Delphi2Cpp has to know the types and signatures of procedures and  functions in your Delphi source code to make a correct translation. That's no problem as far as these information stems from your own source code. You simply have to set the paths to your source code at the according place in the options dialog.

But all Delphi code implicitly also includes the System unit and most Delphi code uses at least the Sysutils unit too. Already translated C++ code for these both units is part of the Delphi2Cpp installation. In the same folder there are pas-files with the Delphi interface parts of these units. If no other units from the Delphi RTL/VCL are used in your code, you will get the best translation results, if you select the path to these pas-files as search path for the files not to convert. Mostly your code will depend on more units of the Delphi RTL/VCL. In this case you should select the paths to the original Delphi RTL/VCL. If there is more than one edition of the Delphi RTL/VCL installed on your computer, than please choose the oldest version (beginning from Delphi 4), because Delphi2Cpp might have difficulties to parse more recent Delphi language extensions.
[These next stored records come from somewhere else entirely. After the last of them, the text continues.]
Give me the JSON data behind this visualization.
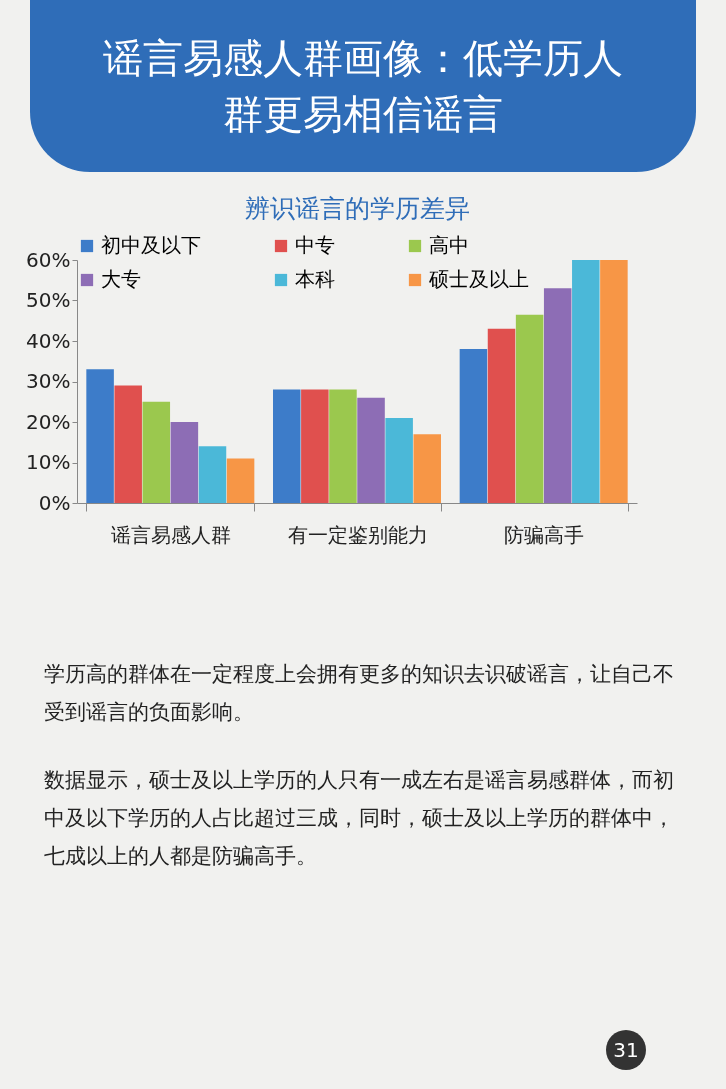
{
  "chart_data": {
    "type": "bar",
    "title": "谣言易感人群画像：低学历人群更易相信谣言",
    "subtitle": "辨识谣言的学历差异",
    "categories": [
      "谣言易感人群",
      "有一定鉴别能力",
      "防骗高手"
    ],
    "series": [
      {
        "name": "初中及以下",
        "color": "#3d7cc9",
        "values": [
          33,
          28,
          38
        ]
      },
      {
        "name": "中专",
        "color": "#e0504e",
        "values": [
          29,
          28,
          43
        ]
      },
      {
        "name": "高中",
        "color": "#9bc84e",
        "values": [
          25,
          28,
          46.5
        ]
      },
      {
        "name": "大专",
        "color": "#8d6db5",
        "values": [
          20,
          26,
          53
        ]
      },
      {
        "name": "本科",
        "color": "#4bb8d8",
        "values": [
          14,
          21,
          60
        ]
      },
      {
        "name": "硕士及以上",
        "color": "#f79646",
        "values": [
          11,
          17,
          60
        ]
      }
    ],
    "ylim": [
      0,
      60
    ],
    "yticks": [
      {
        "value": 0,
        "label": "0%"
      },
      {
        "value": 10,
        "label": "10%"
      },
      {
        "value": 20,
        "label": "20%"
      },
      {
        "value": 30,
        "label": "30%"
      },
      {
        "value": 40,
        "label": "40%"
      },
      {
        "value": 50,
        "label": "50%"
      },
      {
        "value": 60,
        "label": "60%"
      }
    ],
    "grid": false,
    "legend": "top",
    "annotations": [
      "学历高的群体在一定程度上会拥有更多的知识去识破谣言，让自己不受到谣言的负面影响。",
      "数据显示，硕士及以上学历的人只有一成左右是谣言易感群体，而初中及以下学历的人占比超过三成，同时，硕士及以上学历的群体中，七成以上的人都是防骗高手。",
      "31"
    ]
  }
}
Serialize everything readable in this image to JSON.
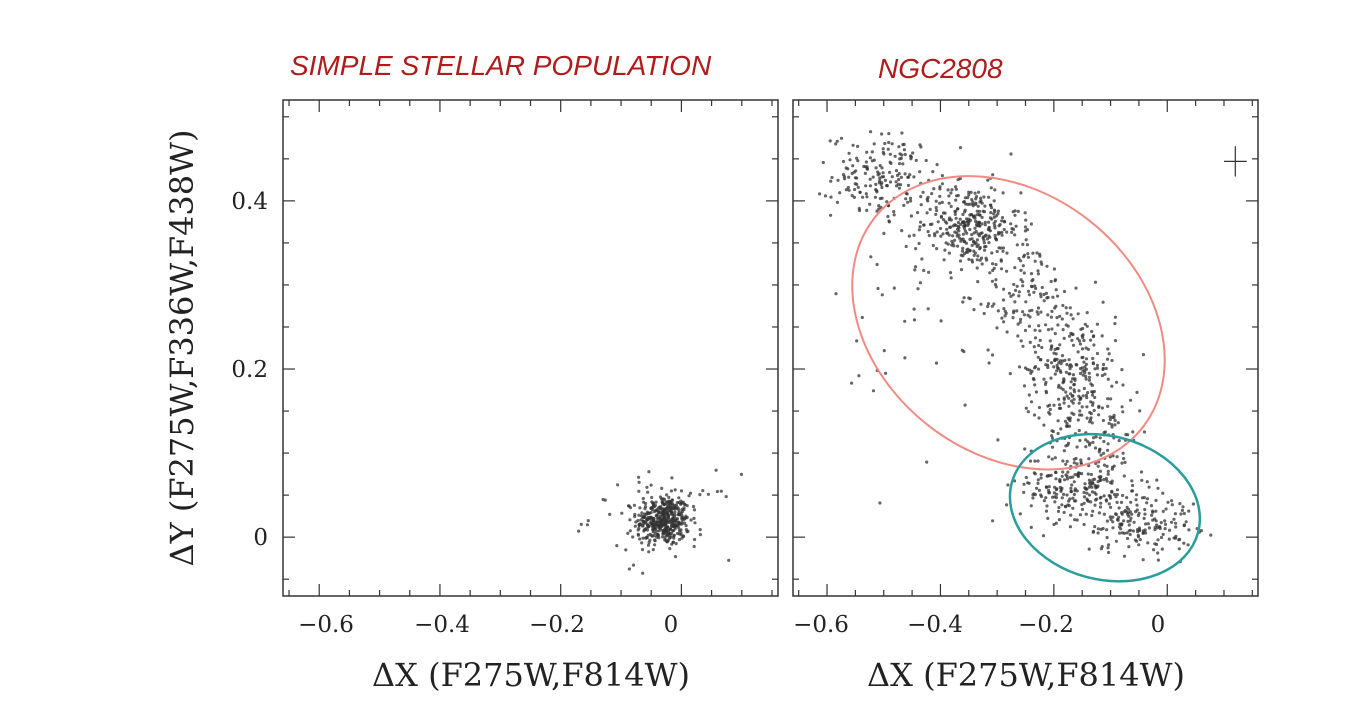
{
  "chart_data": [
    {
      "type": "scatter",
      "title": "SIMPLE STELLAR POPULATION",
      "xlabel": "ΔX (F275W,F814W)",
      "ylabel": "ΔY (F275W,F336W,F438W)",
      "xlim": [
        -0.66,
        0.16
      ],
      "ylim": [
        -0.07,
        0.52
      ],
      "xticks": [
        -0.6,
        -0.4,
        -0.2,
        0
      ],
      "xtick_labels": [
        "−0.6",
        "−0.4",
        "−0.2",
        "0"
      ],
      "yticks": [
        0,
        0.2,
        0.4
      ],
      "ytick_labels": [
        "0",
        "0.2",
        "0.4"
      ],
      "series": [
        {
          "clusters": [
            {
              "cx": -0.03,
              "cy": 0.02,
              "sx": 0.022,
              "sy": 0.015,
              "n": 420
            },
            {
              "cx": -0.03,
              "cy": 0.025,
              "sx": 0.06,
              "sy": 0.025,
              "n": 60
            }
          ]
        }
      ]
    },
    {
      "type": "scatter",
      "title": "NGC2808",
      "xlabel": "ΔX (F275W,F814W)",
      "xlim": [
        -0.66,
        0.16
      ],
      "ylim": [
        -0.07,
        0.52
      ],
      "xticks": [
        -0.6,
        -0.4,
        -0.2,
        0
      ],
      "xtick_labels": [
        "−0.6",
        "−0.4",
        "−0.2",
        "0"
      ],
      "yticks": [
        0,
        0.2,
        0.4
      ],
      "series": [
        {
          "clusters": [
            {
              "cx": -0.5,
              "cy": 0.43,
              "sx": 0.045,
              "sy": 0.025,
              "n": 180
            },
            {
              "cx": -0.35,
              "cy": 0.37,
              "sx": 0.045,
              "sy": 0.025,
              "n": 320
            },
            {
              "cx": -0.25,
              "cy": 0.29,
              "sx": 0.04,
              "sy": 0.035,
              "n": 120
            },
            {
              "cx": -0.17,
              "cy": 0.2,
              "sx": 0.04,
              "sy": 0.04,
              "n": 260
            },
            {
              "cx": -0.12,
              "cy": 0.13,
              "sx": 0.04,
              "sy": 0.03,
              "n": 90
            },
            {
              "cx": -0.16,
              "cy": 0.06,
              "sx": 0.05,
              "sy": 0.022,
              "n": 220
            },
            {
              "cx": -0.05,
              "cy": 0.02,
              "sx": 0.05,
              "sy": 0.02,
              "n": 180
            },
            {
              "cx": -0.4,
              "cy": 0.25,
              "sx": 0.09,
              "sy": 0.08,
              "n": 50
            }
          ]
        }
      ],
      "ellipses": [
        {
          "name": "upper",
          "cx": -0.28,
          "cy": 0.255,
          "rx": 0.3,
          "ry": 0.1,
          "angle_deg": -38,
          "color": "#f08a82"
        },
        {
          "name": "lower",
          "cx": -0.11,
          "cy": 0.035,
          "rx": 0.17,
          "ry": 0.055,
          "angle_deg": -15,
          "color": "#2a9d9d"
        }
      ],
      "error_bar": {
        "x": 0.12,
        "y": 0.447,
        "dx": 0.02,
        "dy": 0.018
      }
    }
  ],
  "colors": {
    "title": "#b01c1c",
    "points": "#333333",
    "frame": "#333333"
  }
}
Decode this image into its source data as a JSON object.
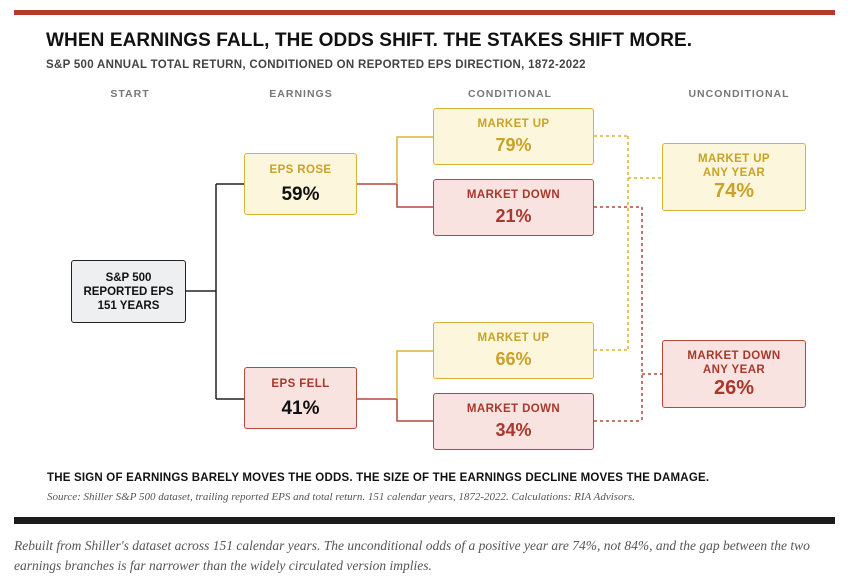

If you make use of the original Delphi RTL/VCL, you should use also an "extended System.pas". This file corrects and completes the original "System.pas".



3. Setting the correct definitions



If you have selected the search paths to the Delphi RTL/VCL, your code still might not be translated correctly, if you haven't set the necessary definitions.

As default MSWINDOWS is.defined. If that would not be the case, even the original Sysutils.pas cannot be parsed, because e.g. the following code, would not be valid:


function AdjustLineBreaks(const S: string; Style: TTextLineBreakStyle =

        {$IFDEF LINUX} tlbsLF {$ENDIF}

        {$IFDEF MSWINDOWS} tlbsCRLF {$ENDIF}): string;




4. Starting the translation



After you have set your translation options you can save them by the button ProjectSaveAs and open the first file to to translate with the button FileOpen.. The source file is shown in the left window of the user interface. You can start the translation with the button Arrow_r. As soon as it is finished the C++ header and the C++ source code are shown in the windows on the right side of the application. Also the content on the left side might have changed: now the preprocessed Delphi code is shown there. You can save the translated code by the button FileSaveAs.